Девушка подтянулась на руках, села на край мраморной ванны, скромно перекинула сведенные ноги, потом она встала, гибким движением, подхватила с пола свою тунику, и пошла к выходу, оставляя на белом мраморе пола мокрые следы.
— Э… — начал я, — ты можешь мне сказать, что здесь происходит?
— Что ты имеешь в виду? — состроив невинную гримасу, спросила француженка.
— Вообще все, начиная с Пузырева.
— Вот ты о чем! Я думала, ты спросишь другое!
— Это я тоже спрошу, и о нашей встрече, и об этом дворце, — с нажимом пообещал я, — но, сначала, объясни, что означало странное замужество, гувернантка маменька, а потом уже расскажешь все остальное!
— Вы хотите знать о бедном Викторе? — грустно сказала она. — Просто он обыкновенный глупый гений.
— Глупых гениев не бывает, — перебил я, — это нонсенс!
— Ты ошибаешься, их сколько угодно. Если человек из простой научной любознательности создает оружие, которым можно убить миллионы людей, то кто он? Это можно назвать и прогрессом и безответственной глупостью, кому как нравится. Бедный Виктор был так многосторонне талантлив, придумывал такие необыкновенные вещи, что попади его изобретения в руки умного, предприимчивого правителя, того же генерала Бонапарта, легко представить, что сталось бы с человечеством!

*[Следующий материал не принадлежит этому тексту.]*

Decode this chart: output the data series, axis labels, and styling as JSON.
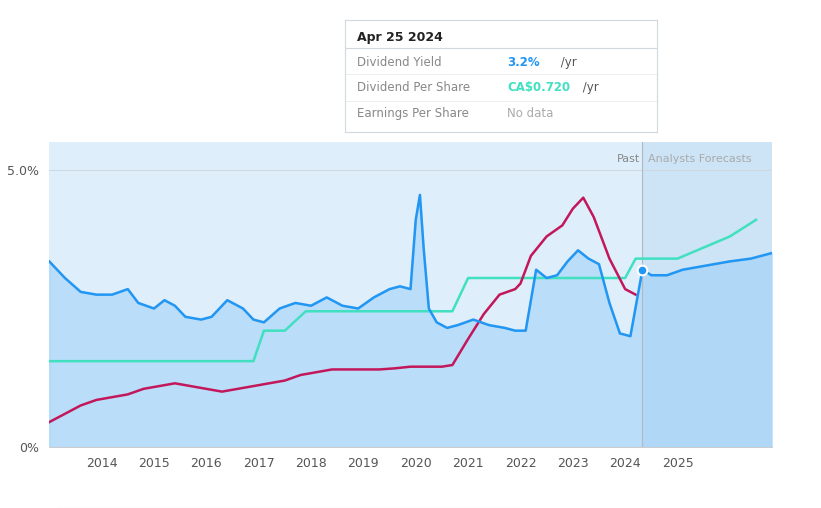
{
  "tooltip_title": "Apr 25 2024",
  "tooltip_dy": "3.2%",
  "tooltip_dps": "CA$0.720",
  "tooltip_eps": "No data",
  "past_label": "Past",
  "forecast_label": "Analysts Forecasts",
  "divider_x": 2024.33,
  "bg_color": "#ffffff",
  "plot_bg_color": "#deeefa",
  "forecast_bg_color": "#cce4f5",
  "grid_color": "#d0d8e0",
  "dividend_yield_color": "#2196f3",
  "dividend_per_share_color": "#40e0c0",
  "earnings_per_share_color": "#c2185b",
  "dy_fill_color": "#90caf9",
  "xmin": 2013.0,
  "xmax": 2026.8,
  "ymin": 0.0,
  "ymax": 5.5,
  "x_ticks": [
    2014,
    2015,
    2016,
    2017,
    2018,
    2019,
    2020,
    2021,
    2022,
    2023,
    2024,
    2025
  ],
  "dot_x": 2024.33,
  "dot_y": 3.2,
  "div_yield_x": [
    2013.0,
    2013.3,
    2013.6,
    2013.9,
    2014.2,
    2014.5,
    2014.7,
    2015.0,
    2015.2,
    2015.4,
    2015.6,
    2015.9,
    2016.1,
    2016.4,
    2016.7,
    2016.9,
    2017.1,
    2017.4,
    2017.7,
    2018.0,
    2018.3,
    2018.6,
    2018.9,
    2019.2,
    2019.5,
    2019.7,
    2019.9,
    2020.0,
    2020.08,
    2020.15,
    2020.25,
    2020.4,
    2020.6,
    2020.8,
    2021.1,
    2021.4,
    2021.7,
    2021.9,
    2022.1,
    2022.3,
    2022.5,
    2022.7,
    2022.9,
    2023.1,
    2023.3,
    2023.5,
    2023.7,
    2023.9,
    2024.1,
    2024.33,
    2024.5,
    2024.8,
    2025.1,
    2025.4,
    2025.7,
    2026.0,
    2026.4,
    2026.8
  ],
  "div_yield_y": [
    3.35,
    3.05,
    2.8,
    2.75,
    2.75,
    2.85,
    2.6,
    2.5,
    2.65,
    2.55,
    2.35,
    2.3,
    2.35,
    2.65,
    2.5,
    2.3,
    2.25,
    2.5,
    2.6,
    2.55,
    2.7,
    2.55,
    2.5,
    2.7,
    2.85,
    2.9,
    2.85,
    4.1,
    4.55,
    3.6,
    2.5,
    2.25,
    2.15,
    2.2,
    2.3,
    2.2,
    2.15,
    2.1,
    2.1,
    3.2,
    3.05,
    3.1,
    3.35,
    3.55,
    3.4,
    3.3,
    2.6,
    2.05,
    2.0,
    3.2,
    3.1,
    3.1,
    3.2,
    3.25,
    3.3,
    3.35,
    3.4,
    3.5
  ],
  "dps_x": [
    2013.0,
    2013.5,
    2014.0,
    2014.5,
    2015.0,
    2015.5,
    2016.0,
    2016.5,
    2016.9,
    2017.1,
    2017.5,
    2017.9,
    2018.2,
    2018.5,
    2018.9,
    2019.2,
    2019.5,
    2019.8,
    2020.0,
    2020.1,
    2020.2,
    2020.35,
    2020.5,
    2020.7,
    2021.0,
    2021.5,
    2022.0,
    2022.5,
    2023.0,
    2023.5,
    2024.0,
    2024.2,
    2024.33,
    2024.5,
    2025.0,
    2025.5,
    2026.0,
    2026.5
  ],
  "dps_y": [
    1.55,
    1.55,
    1.55,
    1.55,
    1.55,
    1.55,
    1.55,
    1.55,
    1.55,
    2.1,
    2.1,
    2.45,
    2.45,
    2.45,
    2.45,
    2.45,
    2.45,
    2.45,
    2.45,
    2.45,
    2.45,
    2.45,
    2.45,
    2.45,
    3.05,
    3.05,
    3.05,
    3.05,
    3.05,
    3.05,
    3.05,
    3.4,
    3.4,
    3.4,
    3.4,
    3.6,
    3.8,
    4.1
  ],
  "eps_x": [
    2013.0,
    2013.3,
    2013.6,
    2013.9,
    2014.2,
    2014.5,
    2014.8,
    2015.1,
    2015.4,
    2015.7,
    2016.0,
    2016.3,
    2016.6,
    2016.9,
    2017.2,
    2017.5,
    2017.8,
    2018.1,
    2018.4,
    2018.7,
    2019.0,
    2019.3,
    2019.6,
    2019.9,
    2020.1,
    2020.3,
    2020.5,
    2020.7,
    2021.0,
    2021.3,
    2021.6,
    2021.9,
    2022.0,
    2022.2,
    2022.5,
    2022.8,
    2023.0,
    2023.2,
    2023.4,
    2023.7,
    2024.0,
    2024.2
  ],
  "eps_y": [
    0.45,
    0.6,
    0.75,
    0.85,
    0.9,
    0.95,
    1.05,
    1.1,
    1.15,
    1.1,
    1.05,
    1.0,
    1.05,
    1.1,
    1.15,
    1.2,
    1.3,
    1.35,
    1.4,
    1.4,
    1.4,
    1.4,
    1.42,
    1.45,
    1.45,
    1.45,
    1.45,
    1.48,
    1.95,
    2.4,
    2.75,
    2.85,
    2.95,
    3.45,
    3.8,
    4.0,
    4.3,
    4.5,
    4.15,
    3.4,
    2.85,
    2.75
  ]
}
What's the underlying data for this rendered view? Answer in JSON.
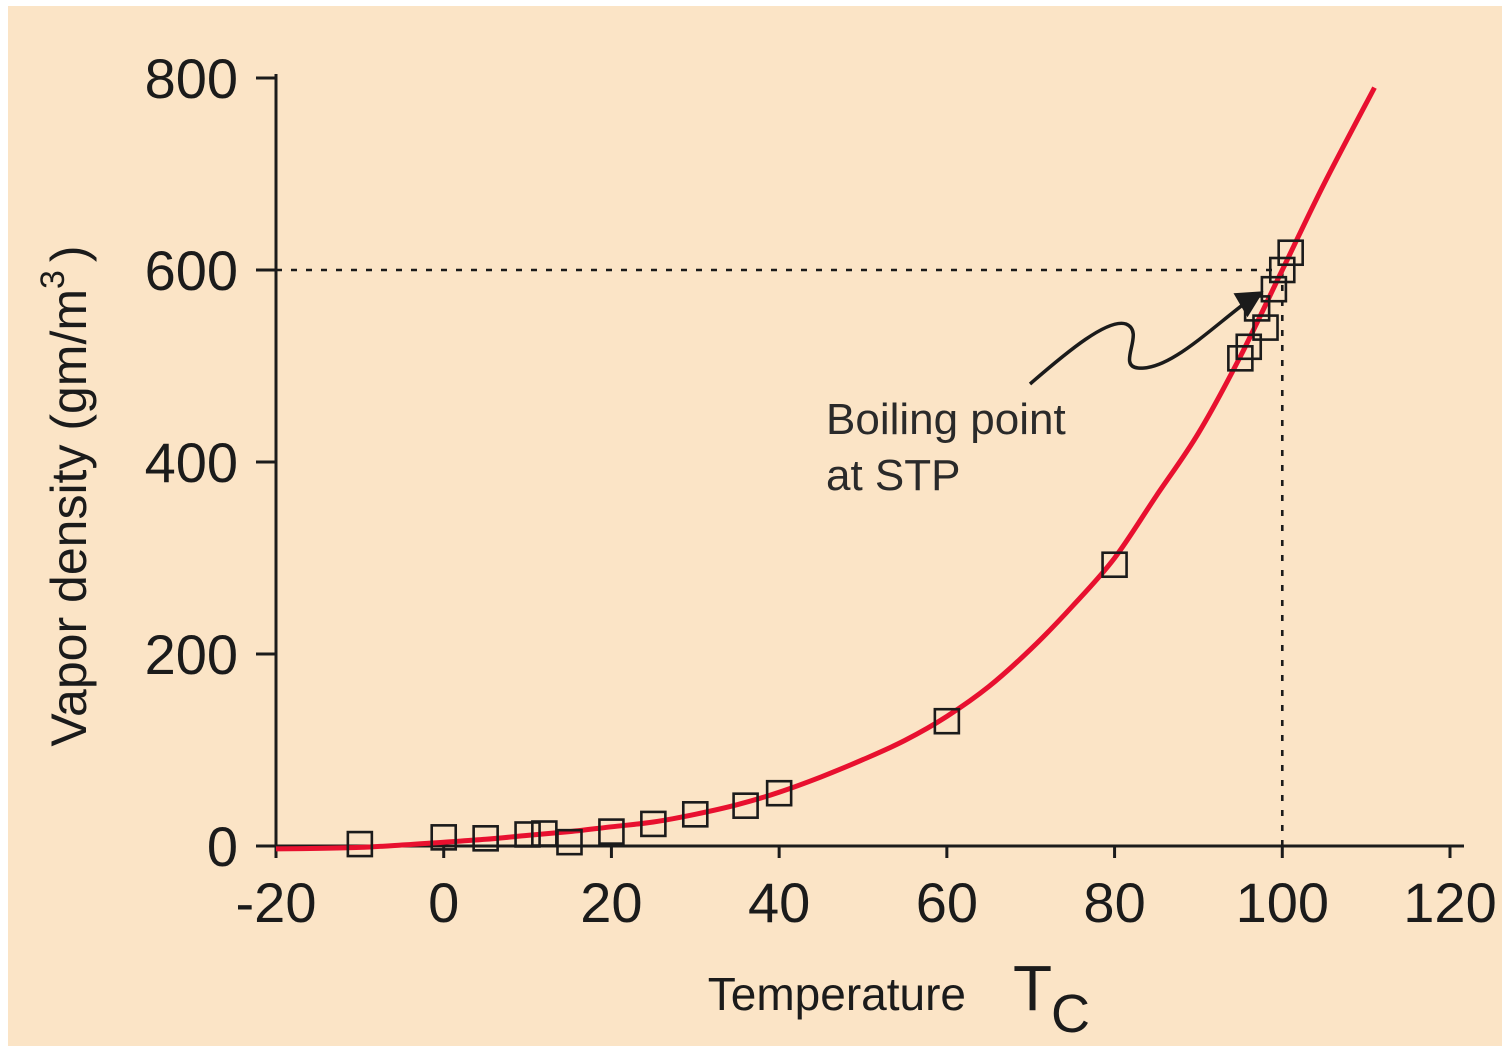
{
  "colors": {
    "background": "#fbe4c6",
    "fit_curve": "#e8102f",
    "markers": "#1b1b1b"
  },
  "chart_data": {
    "type": "scatter",
    "xlabel": "Temperature",
    "xlabel_symbol": "T",
    "xlabel_symbol_subscript": "C",
    "ylabel": "Vapor density (gm/m",
    "ylabel_superscript": "3",
    "ylabel_close": ")",
    "xlim": [
      -20,
      120
    ],
    "ylim": [
      0,
      800
    ],
    "x_ticks": [
      -20,
      0,
      20,
      40,
      60,
      80,
      100,
      120
    ],
    "y_ticks": [
      0,
      200,
      400,
      600,
      800
    ],
    "grid": false,
    "series": [
      {
        "marker": "square",
        "x": [
          -10,
          0,
          5,
          10,
          12,
          15,
          20,
          25,
          30,
          36,
          40,
          60,
          80,
          95,
          96,
          97,
          98,
          99,
          100,
          101
        ],
        "y": [
          2,
          9,
          8,
          12,
          13,
          4,
          15,
          23,
          33,
          42,
          55,
          130,
          293,
          508,
          520,
          560,
          540,
          580,
          600,
          618
        ]
      },
      {
        "style": "line",
        "x": [
          -20,
          -15,
          -10,
          -5,
          0,
          5,
          10,
          15,
          20,
          25,
          30,
          35,
          40,
          45,
          50,
          55,
          60,
          65,
          70,
          75,
          80,
          85,
          90,
          95,
          100,
          105,
          111
        ],
        "y": [
          -3,
          -2.5,
          -1.5,
          1,
          4,
          7,
          11,
          15,
          20,
          25,
          33,
          43,
          56,
          72,
          90,
          110,
          135,
          166,
          205,
          250,
          300,
          365,
          430,
          510,
          600,
          690,
          790
        ]
      }
    ],
    "reference_lines": [
      {
        "axis": "y",
        "value": 600,
        "from_x": -20,
        "to_x": 100,
        "style": "dotted"
      },
      {
        "axis": "x",
        "value": 100,
        "from_y": 0,
        "to_y": 600,
        "style": "dotted"
      }
    ],
    "annotations": [
      {
        "lines": [
          "Boiling point",
          "at STP"
        ],
        "points_to": {
          "x": 98,
          "y": 580
        }
      }
    ]
  }
}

— Можно подумать, что он Леонардо Да Винчи, — парировал я, почему-то начиная испытывать к покойном Виктору Абрамовичу ревнивое чувство, резонно считая, что обо мне так никто никогда не скажет.
— Да, у них было много общего. Только идеи Леонардо в его время технически не могли быть осуществлены, а оружие, изобретенное Виктором, можно сделать уже сейчас.
— Значит, его шкатулка с рукописями уничтожена?
— Давай поговорим об этом завтра, думаю у тебя ко мне будет очень много вопросов, — улыбнувшись, сказала она и потянула завязки своей золотой туники. — Я так по тебе соскучилась…
Тонкая воздушная ткань неправдоподобно медленно начала скользить вниз по ее телу.
— Давай, — послушно согласился я, тотчас забыв всех гениев мира и мудрых, и глупых. — Господи, как ты хороша!
— У нас еще будет много времени для умных разговоров, — оценив понимающей улыбкой, мое искреннее восхищение, проговорила Матильда, приближаясь ко мне вплотную.
Я почувствовал, как ее грудь прикоснулась к моей коже, и у меня по всему телу побежали мурашки.
— Давай сегодняшнюю ночь подарим друг другу, — тихим голосом добавила она, когда я почти против своей воли притянул ее к себе.
Что мне осталось делать?
Потом были нежные объятия теплой, ласковой воды, страсть, щемящая сладость слияния, бессвязные слова и то, что называется любовью. Заснули мы вместе, тогда когда уже не осталось силы ни на что другое. Я провалился в сон, как в мягкую, черную бездну и спал долго, долго…
Какие-то люди в бараньих полушубках сидели за общим столом, пили чай и тихо разговаривали. Я поднял голову и увидел над собой темный дощатый потолок. Заметив, что я открыл глаза, ко мне подошел какой-то старик с жидкой растительностью на щеках и, ласково улыбнувшись, пожелал доброго утра. Я видел его впервые в жизни, не знал ни кто он, ни что это за комната, напоминавшая обычный постоялый двор, и спросил:
— Где я?
— Проснулся, милый? — вопросом на вопрос ответил он. — Долго же ты спал.